204. O escuro e o muito claro bem próximos. — Escritores que

em geral não sabem dar clareza a suas idéias preferirão, em casos

particulares, os termos e superlativos mais fortes, mais exagerados:

o que produz um efeito semelhante à luz de archotes em

emaranhados caminhos da floresta.

205. Pintura literária. — Um objeto significativo será

representado melhor quando se toma as cores para o quadro do

próprio objeto, como um químico, usando-as depois como um

artista: de modo que o desenho resulte das fronteiras e gradações

das cores. Assim a pintura adquire algo do elemento natural

arrebatador, que torna significativo o próprio objeto.

206. Livros que ensinam a dançar. — Há escritores que, por

apresentarem o impossível como possível e falarem do moral e do

genial como se ambos fossem apenas um capricho, um gosto,

provocam um sentimento de liberdade exuberante, como se o

homem se colocasse na ponta dos pés e tivesse absolutamente que

dançar por prazer interior.

207. Pensamentos inacabados. — Assim como não apenas a

idade adulta, mas também a juventude e a infância têm valor em si,

não devendo ser estimadas tão-só como pontes e passagens, do

mesmo modo têm seu valor os pensamentos inacabados.
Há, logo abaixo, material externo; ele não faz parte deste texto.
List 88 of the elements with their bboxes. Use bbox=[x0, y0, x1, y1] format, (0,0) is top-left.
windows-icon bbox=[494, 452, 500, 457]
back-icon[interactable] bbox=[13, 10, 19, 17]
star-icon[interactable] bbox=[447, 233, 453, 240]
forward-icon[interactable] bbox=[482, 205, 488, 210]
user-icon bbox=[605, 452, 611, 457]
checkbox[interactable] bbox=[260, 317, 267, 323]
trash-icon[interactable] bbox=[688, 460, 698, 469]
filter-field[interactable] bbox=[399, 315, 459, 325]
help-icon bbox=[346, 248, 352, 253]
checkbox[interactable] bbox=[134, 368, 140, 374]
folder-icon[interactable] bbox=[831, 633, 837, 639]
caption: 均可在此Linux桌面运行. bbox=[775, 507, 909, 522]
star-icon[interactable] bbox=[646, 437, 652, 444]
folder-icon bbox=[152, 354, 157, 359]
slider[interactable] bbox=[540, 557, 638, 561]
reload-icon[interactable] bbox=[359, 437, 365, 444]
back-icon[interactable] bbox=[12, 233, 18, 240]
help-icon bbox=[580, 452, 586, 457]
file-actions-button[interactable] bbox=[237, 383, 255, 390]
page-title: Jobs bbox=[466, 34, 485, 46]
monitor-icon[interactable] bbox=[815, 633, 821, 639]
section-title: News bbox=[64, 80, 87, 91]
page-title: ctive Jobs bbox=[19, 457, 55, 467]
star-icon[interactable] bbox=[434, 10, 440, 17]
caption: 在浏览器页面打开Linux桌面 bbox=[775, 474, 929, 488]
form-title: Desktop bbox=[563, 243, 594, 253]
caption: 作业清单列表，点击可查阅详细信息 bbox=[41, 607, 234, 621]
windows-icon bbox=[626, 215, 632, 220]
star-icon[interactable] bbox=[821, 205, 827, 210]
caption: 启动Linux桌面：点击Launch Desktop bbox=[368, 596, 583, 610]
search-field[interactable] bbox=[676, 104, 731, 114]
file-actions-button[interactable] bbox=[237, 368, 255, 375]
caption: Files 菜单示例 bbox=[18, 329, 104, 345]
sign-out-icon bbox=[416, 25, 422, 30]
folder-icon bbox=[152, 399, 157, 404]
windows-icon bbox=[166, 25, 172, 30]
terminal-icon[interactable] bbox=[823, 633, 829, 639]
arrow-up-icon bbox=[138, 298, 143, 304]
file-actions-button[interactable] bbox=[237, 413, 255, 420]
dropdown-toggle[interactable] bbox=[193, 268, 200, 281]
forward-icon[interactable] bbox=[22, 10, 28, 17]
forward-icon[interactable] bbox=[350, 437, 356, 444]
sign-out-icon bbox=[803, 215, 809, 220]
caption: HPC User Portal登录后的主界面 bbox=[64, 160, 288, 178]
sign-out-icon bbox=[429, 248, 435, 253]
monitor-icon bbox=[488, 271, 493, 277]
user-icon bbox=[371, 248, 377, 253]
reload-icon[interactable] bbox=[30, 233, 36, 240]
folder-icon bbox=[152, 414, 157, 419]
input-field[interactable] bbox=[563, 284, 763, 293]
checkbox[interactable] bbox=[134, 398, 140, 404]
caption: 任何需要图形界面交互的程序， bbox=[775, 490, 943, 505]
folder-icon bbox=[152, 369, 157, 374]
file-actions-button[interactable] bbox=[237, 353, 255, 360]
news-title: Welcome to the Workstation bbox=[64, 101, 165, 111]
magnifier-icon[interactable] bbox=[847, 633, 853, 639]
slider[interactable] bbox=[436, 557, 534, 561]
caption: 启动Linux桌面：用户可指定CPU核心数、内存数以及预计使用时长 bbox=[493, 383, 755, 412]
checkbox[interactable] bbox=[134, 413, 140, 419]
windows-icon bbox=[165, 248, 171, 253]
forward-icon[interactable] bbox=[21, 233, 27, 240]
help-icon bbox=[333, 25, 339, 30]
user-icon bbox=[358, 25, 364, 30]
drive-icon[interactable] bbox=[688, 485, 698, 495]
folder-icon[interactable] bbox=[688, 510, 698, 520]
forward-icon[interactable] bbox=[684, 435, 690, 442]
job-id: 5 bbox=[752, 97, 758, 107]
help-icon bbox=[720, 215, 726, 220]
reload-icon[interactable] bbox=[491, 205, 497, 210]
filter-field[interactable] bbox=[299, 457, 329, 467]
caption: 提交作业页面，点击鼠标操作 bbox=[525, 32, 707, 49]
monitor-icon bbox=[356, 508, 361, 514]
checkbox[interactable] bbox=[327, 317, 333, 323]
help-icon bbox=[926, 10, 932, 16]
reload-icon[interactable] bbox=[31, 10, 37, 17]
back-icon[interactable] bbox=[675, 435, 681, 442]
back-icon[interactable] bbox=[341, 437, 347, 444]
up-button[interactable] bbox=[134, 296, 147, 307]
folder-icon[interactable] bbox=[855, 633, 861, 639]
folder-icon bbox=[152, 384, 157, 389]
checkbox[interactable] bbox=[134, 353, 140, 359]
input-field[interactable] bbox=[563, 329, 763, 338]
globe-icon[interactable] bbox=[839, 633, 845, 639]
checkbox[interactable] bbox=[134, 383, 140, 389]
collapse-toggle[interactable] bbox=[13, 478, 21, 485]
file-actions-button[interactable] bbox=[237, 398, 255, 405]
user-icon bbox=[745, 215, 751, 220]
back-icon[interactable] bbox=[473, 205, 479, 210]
Por isso

não devemos atormentar um poeta com uma sutil exegese, mas

alegrarmo-nos com a incerteza de seu horizonte, como se o

caminho para vários pensamentos ainda estivesse aberto. Estamos

no limiar; esperamos, como a desenterrar um tesouro: como se

estivesse para ocorrer um profundo achado. O poeta antecipa algo

do prazer do pensador, quando este encontra um pensamento

capital, e assim nos faz tão ávidos que procuramos apanhá-lo; mas

ele passa volteando por nossa cabeça, mostrando suas belíssimas

asas de borboleta — e contudo nos escapa.